Работа заняла довольно много времени, но в целом я был даже доволен. Если бы не происшествие, мне вряд ли пришло в голову учить мальчишек крепить полки. А ведь каждый мужчина должен уметь работать не только головой, но и руками.
Наконец полкам придали первозданный вид («Лучше новых стали», – оценил Иван), и осталось только загрузить на них все, что низвергнулось на пол. На этом этапе процесс наведения порядка неожиданно застопорился.
Можно было, разумеется, просто распихать упавшие книги и альбомы на свободное место, но на беду оба мальчика оказались книгочеями. Стоило им взять в руки книгу, как они усаживались и принимались ее перелистывать, а потом и читать. А тут, в маленькой комнате, как на грех стояли полные собрания Майн Рида, «Борьба за огонь» и «Пещерный лев» Жосефа Рони-старшего с роскошными иллюстрациями, богато иллюстрированный Фенимор Купер, восемь томов Конан Дойля, полная, в трех книгах «Одиссея капитана Блада», академическое издание братьев Стругацких и тому подобное. В общем, я понял, что уборка в этой комнате затянется на века, и ушел готовить ужин.
Моего ухода никто не заметил.
К ужину эти крокодилы все же выползли, но вели себя как перекормленные гусеницы: глаза вовнутрь, реакция на внешние раздражители слабая.
На аппетите, впрочем, это не сказалось. Так что к концу процедуры заглатывания пищи, кровь отлила в желудок, и в глазах появился осмысленный блеск.

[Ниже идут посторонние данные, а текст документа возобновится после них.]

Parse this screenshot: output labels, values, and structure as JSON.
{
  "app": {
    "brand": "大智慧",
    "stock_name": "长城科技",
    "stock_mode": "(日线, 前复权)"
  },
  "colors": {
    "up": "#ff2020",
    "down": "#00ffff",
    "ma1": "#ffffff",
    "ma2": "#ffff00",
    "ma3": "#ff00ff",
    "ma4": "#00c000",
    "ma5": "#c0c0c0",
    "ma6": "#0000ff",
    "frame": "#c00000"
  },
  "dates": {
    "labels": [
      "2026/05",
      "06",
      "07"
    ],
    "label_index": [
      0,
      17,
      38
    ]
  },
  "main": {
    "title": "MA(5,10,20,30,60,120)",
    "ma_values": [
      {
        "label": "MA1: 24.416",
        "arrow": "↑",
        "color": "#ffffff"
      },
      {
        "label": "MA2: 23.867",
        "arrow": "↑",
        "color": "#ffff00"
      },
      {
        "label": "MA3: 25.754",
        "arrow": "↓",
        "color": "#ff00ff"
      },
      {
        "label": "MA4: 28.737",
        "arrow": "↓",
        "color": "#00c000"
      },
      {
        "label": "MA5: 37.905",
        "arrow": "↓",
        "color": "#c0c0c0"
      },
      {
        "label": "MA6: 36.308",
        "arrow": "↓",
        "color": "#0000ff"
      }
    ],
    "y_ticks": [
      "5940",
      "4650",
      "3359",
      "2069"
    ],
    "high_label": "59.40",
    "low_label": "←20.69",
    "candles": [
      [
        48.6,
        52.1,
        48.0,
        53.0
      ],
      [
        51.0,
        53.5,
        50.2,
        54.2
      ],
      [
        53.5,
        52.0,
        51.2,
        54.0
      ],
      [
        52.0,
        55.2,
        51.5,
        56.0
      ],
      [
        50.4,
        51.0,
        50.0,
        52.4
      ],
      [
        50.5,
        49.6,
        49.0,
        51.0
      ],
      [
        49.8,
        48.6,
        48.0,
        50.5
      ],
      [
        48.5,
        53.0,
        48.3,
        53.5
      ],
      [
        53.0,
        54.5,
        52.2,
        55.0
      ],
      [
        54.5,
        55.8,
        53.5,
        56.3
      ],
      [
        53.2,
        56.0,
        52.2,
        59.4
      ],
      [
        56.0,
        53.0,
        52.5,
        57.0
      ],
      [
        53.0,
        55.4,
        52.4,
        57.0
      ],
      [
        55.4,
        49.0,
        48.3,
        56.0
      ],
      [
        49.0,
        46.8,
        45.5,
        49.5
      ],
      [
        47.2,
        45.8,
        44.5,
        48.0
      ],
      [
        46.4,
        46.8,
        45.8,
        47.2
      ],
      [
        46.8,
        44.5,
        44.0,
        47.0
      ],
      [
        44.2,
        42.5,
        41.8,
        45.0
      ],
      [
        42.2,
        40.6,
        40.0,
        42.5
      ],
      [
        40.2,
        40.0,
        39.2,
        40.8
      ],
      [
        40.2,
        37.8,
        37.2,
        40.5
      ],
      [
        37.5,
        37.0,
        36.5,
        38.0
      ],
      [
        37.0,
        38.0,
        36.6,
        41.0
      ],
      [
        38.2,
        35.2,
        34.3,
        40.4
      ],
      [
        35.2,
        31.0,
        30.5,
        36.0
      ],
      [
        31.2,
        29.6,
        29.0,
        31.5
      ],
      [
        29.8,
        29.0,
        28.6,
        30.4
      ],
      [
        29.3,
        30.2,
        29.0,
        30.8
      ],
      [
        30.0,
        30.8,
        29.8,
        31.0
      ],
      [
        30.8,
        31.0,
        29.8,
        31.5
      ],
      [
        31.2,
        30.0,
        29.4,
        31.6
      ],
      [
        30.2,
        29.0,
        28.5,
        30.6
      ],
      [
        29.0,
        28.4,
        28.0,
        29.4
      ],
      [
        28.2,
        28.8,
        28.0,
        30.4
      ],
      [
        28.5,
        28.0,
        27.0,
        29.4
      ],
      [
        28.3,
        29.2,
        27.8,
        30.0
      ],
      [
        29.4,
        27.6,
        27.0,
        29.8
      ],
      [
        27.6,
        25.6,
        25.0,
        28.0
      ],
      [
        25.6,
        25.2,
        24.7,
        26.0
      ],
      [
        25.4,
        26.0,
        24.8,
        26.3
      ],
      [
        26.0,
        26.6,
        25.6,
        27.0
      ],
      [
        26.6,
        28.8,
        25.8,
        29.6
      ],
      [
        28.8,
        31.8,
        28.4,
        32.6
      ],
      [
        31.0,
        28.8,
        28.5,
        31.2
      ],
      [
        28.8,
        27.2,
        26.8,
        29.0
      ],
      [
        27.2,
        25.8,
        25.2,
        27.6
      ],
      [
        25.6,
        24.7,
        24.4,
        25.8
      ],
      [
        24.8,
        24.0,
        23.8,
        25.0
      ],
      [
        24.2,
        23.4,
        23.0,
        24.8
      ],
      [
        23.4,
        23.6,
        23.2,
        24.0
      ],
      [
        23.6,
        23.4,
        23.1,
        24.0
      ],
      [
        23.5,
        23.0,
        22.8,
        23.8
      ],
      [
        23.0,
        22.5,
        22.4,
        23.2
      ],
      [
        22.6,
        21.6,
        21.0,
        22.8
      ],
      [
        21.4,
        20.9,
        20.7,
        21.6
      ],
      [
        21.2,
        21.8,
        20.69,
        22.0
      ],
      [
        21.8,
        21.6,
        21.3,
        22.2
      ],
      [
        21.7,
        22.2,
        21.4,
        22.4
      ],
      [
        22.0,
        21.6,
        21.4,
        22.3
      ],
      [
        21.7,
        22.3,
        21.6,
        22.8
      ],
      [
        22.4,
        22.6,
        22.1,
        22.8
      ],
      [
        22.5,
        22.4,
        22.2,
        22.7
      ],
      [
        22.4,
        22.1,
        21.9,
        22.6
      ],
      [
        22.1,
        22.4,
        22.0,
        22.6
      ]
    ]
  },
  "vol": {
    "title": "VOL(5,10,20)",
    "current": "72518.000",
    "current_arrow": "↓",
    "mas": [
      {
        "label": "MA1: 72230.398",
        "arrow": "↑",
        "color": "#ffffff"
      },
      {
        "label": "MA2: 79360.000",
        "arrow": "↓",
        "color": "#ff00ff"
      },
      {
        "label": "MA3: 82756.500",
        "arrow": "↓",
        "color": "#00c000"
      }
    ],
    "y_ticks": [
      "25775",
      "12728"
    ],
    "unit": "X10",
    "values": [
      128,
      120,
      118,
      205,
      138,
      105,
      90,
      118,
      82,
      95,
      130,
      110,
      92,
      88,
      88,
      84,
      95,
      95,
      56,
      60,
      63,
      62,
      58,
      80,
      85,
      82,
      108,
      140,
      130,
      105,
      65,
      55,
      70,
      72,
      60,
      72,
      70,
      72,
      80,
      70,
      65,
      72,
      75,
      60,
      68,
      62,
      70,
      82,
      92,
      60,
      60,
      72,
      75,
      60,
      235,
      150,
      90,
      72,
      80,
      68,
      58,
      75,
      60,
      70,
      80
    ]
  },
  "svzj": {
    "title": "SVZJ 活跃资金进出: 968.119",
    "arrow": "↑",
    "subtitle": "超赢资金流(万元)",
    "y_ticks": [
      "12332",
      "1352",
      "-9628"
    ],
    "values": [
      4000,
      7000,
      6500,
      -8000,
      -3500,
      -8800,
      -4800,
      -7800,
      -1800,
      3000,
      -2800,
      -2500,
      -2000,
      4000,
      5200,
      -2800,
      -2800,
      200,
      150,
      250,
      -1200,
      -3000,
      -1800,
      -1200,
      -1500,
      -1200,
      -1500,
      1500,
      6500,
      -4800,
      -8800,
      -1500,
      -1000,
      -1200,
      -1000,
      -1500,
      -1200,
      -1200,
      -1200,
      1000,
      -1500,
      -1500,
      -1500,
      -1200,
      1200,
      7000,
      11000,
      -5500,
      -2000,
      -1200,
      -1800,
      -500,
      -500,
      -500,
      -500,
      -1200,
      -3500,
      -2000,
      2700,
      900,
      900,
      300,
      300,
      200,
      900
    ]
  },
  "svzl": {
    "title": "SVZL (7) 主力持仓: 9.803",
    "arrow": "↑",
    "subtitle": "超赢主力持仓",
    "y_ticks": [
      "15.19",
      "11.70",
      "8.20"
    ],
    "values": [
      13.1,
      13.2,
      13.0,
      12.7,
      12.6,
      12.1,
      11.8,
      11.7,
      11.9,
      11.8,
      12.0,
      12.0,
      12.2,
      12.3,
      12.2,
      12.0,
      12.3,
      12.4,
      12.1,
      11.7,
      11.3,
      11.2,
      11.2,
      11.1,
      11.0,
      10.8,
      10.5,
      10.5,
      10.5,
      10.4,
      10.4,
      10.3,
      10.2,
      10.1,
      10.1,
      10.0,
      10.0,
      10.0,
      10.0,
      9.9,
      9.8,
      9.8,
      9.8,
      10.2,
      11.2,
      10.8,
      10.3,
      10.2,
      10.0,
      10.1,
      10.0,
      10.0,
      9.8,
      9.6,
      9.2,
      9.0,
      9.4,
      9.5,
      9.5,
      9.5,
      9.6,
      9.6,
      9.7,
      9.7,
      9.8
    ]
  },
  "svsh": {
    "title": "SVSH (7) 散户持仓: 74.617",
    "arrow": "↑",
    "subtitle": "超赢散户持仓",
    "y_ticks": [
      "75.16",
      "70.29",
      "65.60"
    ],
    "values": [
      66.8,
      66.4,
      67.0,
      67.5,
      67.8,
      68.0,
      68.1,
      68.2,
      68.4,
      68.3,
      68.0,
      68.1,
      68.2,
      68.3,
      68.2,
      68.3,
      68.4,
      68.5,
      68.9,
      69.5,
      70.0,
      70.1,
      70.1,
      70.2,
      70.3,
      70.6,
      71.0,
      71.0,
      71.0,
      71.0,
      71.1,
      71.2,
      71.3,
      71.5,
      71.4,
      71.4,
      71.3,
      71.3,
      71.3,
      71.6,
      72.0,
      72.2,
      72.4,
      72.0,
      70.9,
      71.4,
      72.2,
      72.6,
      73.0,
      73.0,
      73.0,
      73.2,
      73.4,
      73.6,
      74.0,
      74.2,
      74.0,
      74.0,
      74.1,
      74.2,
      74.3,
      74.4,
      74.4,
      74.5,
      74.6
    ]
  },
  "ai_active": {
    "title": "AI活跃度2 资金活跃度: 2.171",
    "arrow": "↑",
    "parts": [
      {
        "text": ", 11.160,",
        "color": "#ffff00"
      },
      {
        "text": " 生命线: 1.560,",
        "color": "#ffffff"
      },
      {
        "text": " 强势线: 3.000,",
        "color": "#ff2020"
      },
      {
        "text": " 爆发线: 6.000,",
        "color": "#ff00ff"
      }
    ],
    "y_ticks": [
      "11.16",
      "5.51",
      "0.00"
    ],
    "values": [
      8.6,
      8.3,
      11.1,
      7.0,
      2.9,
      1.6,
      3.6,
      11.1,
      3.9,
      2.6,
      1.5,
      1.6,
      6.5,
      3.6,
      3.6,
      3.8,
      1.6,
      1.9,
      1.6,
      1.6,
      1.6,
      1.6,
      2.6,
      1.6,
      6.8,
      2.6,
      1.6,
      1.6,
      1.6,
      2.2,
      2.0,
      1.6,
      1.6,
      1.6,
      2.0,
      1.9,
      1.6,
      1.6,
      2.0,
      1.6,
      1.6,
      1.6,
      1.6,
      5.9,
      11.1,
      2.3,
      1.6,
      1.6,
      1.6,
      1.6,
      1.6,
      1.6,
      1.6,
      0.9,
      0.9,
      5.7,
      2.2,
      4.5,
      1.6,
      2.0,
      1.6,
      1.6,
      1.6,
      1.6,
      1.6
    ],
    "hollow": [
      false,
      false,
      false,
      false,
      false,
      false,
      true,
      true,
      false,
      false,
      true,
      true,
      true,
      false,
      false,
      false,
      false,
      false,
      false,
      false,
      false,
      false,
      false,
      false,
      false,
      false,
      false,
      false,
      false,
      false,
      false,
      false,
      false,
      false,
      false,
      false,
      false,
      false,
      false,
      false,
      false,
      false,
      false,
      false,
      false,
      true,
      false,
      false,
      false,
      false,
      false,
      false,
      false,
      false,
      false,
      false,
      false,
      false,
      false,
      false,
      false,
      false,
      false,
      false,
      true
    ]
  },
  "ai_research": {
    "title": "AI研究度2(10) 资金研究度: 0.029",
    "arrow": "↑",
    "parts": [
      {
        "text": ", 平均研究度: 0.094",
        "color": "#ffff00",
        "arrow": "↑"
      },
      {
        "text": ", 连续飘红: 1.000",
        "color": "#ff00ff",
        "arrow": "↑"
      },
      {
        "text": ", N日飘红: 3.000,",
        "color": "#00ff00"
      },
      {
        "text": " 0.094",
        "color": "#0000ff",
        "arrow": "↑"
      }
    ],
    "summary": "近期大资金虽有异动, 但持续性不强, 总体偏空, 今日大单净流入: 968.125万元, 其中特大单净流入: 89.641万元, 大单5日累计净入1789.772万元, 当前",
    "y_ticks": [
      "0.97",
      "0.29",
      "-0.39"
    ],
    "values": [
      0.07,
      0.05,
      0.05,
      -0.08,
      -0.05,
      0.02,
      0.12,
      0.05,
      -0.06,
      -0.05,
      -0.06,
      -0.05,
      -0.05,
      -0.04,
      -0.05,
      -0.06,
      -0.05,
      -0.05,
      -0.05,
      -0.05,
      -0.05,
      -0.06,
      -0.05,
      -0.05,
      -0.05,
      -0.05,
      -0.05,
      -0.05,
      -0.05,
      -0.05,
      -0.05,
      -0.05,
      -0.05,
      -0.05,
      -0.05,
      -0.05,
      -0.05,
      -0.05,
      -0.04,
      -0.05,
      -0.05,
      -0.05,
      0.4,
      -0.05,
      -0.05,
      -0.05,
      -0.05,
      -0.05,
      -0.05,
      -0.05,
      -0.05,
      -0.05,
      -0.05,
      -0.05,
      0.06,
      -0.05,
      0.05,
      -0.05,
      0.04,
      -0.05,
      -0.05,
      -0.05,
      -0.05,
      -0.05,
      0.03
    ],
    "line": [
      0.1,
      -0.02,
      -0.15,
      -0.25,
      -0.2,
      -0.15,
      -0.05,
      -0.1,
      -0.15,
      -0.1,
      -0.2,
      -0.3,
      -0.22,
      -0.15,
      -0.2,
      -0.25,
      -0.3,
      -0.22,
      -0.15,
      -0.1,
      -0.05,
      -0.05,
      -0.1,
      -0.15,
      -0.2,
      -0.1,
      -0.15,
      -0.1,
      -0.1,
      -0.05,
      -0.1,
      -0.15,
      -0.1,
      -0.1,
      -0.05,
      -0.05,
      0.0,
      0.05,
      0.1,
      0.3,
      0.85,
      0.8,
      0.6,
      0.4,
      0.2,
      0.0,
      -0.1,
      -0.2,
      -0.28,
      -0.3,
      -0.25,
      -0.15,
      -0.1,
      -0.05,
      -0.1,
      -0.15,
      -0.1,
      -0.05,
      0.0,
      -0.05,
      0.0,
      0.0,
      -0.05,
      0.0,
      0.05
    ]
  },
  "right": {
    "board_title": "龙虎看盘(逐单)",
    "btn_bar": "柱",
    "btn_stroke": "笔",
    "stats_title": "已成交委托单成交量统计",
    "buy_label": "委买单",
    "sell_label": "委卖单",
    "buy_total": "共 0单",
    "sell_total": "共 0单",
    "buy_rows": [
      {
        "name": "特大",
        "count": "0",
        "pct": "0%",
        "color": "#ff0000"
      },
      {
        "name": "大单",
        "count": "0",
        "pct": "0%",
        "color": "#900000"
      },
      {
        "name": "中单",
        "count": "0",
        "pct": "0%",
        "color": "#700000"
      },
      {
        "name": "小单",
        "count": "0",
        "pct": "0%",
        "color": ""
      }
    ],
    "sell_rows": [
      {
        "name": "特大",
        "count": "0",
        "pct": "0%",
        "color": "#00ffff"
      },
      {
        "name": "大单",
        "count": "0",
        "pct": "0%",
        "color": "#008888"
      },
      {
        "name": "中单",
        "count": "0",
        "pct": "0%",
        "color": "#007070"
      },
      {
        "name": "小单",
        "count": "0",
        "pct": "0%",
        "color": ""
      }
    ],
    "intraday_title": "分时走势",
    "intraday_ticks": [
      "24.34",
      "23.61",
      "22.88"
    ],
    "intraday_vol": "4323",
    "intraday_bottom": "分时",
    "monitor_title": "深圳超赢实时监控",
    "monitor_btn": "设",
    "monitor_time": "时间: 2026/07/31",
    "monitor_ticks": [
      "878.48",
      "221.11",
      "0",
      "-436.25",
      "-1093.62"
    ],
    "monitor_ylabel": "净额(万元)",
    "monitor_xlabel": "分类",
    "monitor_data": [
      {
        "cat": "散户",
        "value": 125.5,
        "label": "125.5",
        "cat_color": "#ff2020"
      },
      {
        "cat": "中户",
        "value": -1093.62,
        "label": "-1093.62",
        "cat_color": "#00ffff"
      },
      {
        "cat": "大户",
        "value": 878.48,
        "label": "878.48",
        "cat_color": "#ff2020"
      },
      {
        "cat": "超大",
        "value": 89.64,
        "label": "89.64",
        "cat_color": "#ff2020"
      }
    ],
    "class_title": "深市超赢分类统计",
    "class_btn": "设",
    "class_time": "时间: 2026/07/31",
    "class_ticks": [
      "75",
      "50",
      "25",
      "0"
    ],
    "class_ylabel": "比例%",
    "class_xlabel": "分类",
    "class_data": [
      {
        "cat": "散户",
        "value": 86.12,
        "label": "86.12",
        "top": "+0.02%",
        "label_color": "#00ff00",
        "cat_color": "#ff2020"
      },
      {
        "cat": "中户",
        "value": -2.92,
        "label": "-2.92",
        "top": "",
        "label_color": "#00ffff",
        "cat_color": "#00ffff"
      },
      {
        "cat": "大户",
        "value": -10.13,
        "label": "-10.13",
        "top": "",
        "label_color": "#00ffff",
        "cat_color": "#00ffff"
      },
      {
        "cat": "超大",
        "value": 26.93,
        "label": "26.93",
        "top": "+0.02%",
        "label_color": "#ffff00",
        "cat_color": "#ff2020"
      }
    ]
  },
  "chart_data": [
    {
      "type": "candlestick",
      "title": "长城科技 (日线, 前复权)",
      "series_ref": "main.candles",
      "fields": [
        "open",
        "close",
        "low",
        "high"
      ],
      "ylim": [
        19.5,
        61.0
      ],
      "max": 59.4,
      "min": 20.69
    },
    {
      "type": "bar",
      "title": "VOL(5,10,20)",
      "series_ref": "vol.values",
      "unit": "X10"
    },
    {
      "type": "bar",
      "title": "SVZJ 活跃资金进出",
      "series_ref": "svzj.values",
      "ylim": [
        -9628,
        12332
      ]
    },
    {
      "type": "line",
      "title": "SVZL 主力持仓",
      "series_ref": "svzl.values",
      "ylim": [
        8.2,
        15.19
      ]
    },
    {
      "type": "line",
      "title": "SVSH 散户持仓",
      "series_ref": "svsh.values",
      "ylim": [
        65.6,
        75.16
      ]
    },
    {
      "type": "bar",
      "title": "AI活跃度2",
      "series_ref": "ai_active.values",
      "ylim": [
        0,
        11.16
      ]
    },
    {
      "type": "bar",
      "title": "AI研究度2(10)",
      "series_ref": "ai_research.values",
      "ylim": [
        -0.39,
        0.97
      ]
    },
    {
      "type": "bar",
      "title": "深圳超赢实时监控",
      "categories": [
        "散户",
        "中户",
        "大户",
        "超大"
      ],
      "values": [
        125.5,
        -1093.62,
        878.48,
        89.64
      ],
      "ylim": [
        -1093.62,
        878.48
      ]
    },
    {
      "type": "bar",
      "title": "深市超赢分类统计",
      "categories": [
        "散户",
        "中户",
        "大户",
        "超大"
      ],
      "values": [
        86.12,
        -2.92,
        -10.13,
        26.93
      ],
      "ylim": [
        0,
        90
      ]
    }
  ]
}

– Мы там такие интересные вещи нашли, – поделился Иван.
– Я догадался.
– И фотографии. Там знаешь, альбом был, такой старый, а в нем много-много фотографий. Мы стали их собирать и…
– Не понял, – озаботился я. – Что значит «альбом был»? Вы с ним что-то сотворили?
– Нет, ну что ты, – Иван с некоторым усилием допил второй стакан чая и замер, прислушиваясь к ощущениям в животе. – Просто он упал, и все из него вывалилось. А мы собирали.
– И что?
– Там штуку одну интересную нашли. – Иван тяжеловато поднялся и, грохоча тапками, умчался в комнату, где они наводили порядок. Вернулся он практически мгновенно и, тщательно осмотрев стол на предмет сухости, выложил обещанную находку. – Вот.
Я взял фотографию в руки.
Мда, действительно. Это был один из самых старых и самых загадочных снимков в нашем семейном архиве. На оборотной стороне виднелась пометка, сделанная карандашом – 1943 год. И еще надпись: «Марии 23 года».
См. рис. Любовь Марии
– Это по-настоящему военный снимок? – заглядывал мне в глаза Иван.
– М-м…
– Ну что, военный?
– А у вас в домашнем альбоме разве нет такой фотографии?
– Такой? – удивился племянник. – Не-ет.
– Тогда убирайте со стола, и пошли ко мне в комнату. Эта история длинная, мне нужно вам кое-что показать.
Любовь Марии
– Как видите, – неспешно начал я, – на снимке запечатлены двое военных: мужчина и женщина. Несмотря на то, что фотография черно-белая, знаки различия вполне прилично читаются: женщина – лейтенант медицинской службы, мужчина, судя по стрелкам на рукаве, – капитан.
– А как ты определил, что именно медицинской службы? – спросил Иван. – Лично я никаких эмблем типа чаши со змеей не вижу.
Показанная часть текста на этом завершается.